I got this from Chris:
Ben,
What are some examples of transitions you do? The reason why I ask is this:
At my school the principal observes us once each 9 weeks, so four observations a school year and each semester we do a summary appraisal based on the two observations each semester. I met with my principal a few weeks back for my summary appraisal for this year and it went great! My principal absolutely loves what I”m doing and he really likes TPRS based on what he’s seen in my classes. He even said before we started with him summarizing everything that he typed out “with you, this is just a formality. I love what you’re doing”. My 4 page summary appraisal is awesome but I do find myself dwelling on one statement that I’m hoping maybe you can help me with. The statement is “It would greatly benefit student learning by providing students with the opportunity to transition during the lessons, as this would increase student engagement in the lessons.” Although everything is very positive and he says I’m an asset to the school, I do find myself thinking about that statement. I’m not sure what to think of it. Do you have any recommendations for “transitions” during lessons? The last lesson he observed, that he probably pulled a lot from, was a Monday and it was complete PQA during the lesson with a 3 minute break in the middle of class, which I admit probably looked like a randomly thrown in break with no transition. What types of ‘transitions’, if any, do you do? If you don’t, how do you recommend I explain the lack of transitions to my principal?
Chris Roberts
My response: CI can be so uniquely powerful that transitions don’t often occur, are not necessary and it would even be stupid to break the flow up. However, those classes don’t occur all the time. I have a basic plan for transitioning throughout my classes: I start with SSR, then we start some CI (PQA, stories, whatever, as long as it is comprehensible input), then we do dictee if time allows, then we quiz, then we do our self-reflection/metacognition discussion. How to transition between these things? Just do it.

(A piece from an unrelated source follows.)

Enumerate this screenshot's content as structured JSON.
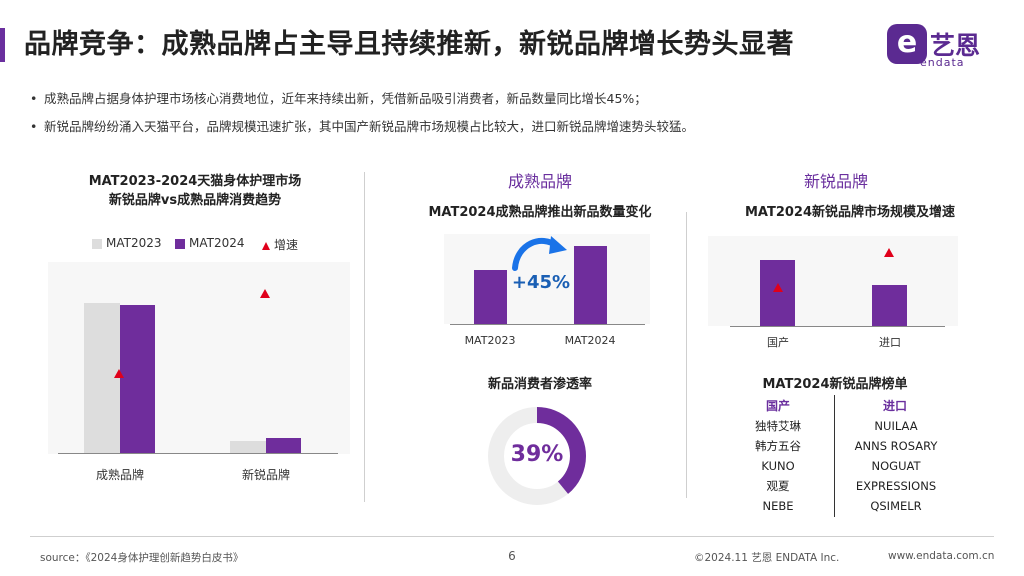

I don’t see that this guy really gets CI, as shown in what he wrote to you. That’s educationese. He means that he read somewhere that a good class has a different “activity” every 20 minutes to keep the kids “engaged”, but he doesn’t know that we can keep kids engaged with a good story for hours and that breaking up the CI is not so wonderful in language classes properly done.
So he suggested to you what he does to many other teachers, I am sure, which is give them advice on some room for improvement bc maybe he was told in some principal’s workshop that he had to suggest something for you to improve on when they observe. I certainly wouldn’t take it too seriously.
Now, if he observes you again, you may choose to move through the sequence of things I mentioned above that I do when I’m not rolling with some unstoppable CI. You may want to do that simply bc you know the observor has been trained to look for it and then he would see the different activities and conclude that you are a serious teacher.
You could even throw in real physiological brain breaks like the beach ball brain break (everybody has to get one touch before it hits the floor) or do a little yogo or whatever. Then he would be thoroughly impressed.
But this guy is not talking about transitions so much as asking for different activities from you, proving, as I said above, that he doesn’t really get what we do and which is yet another reason I am more and more questioning if we can even do CI in schools.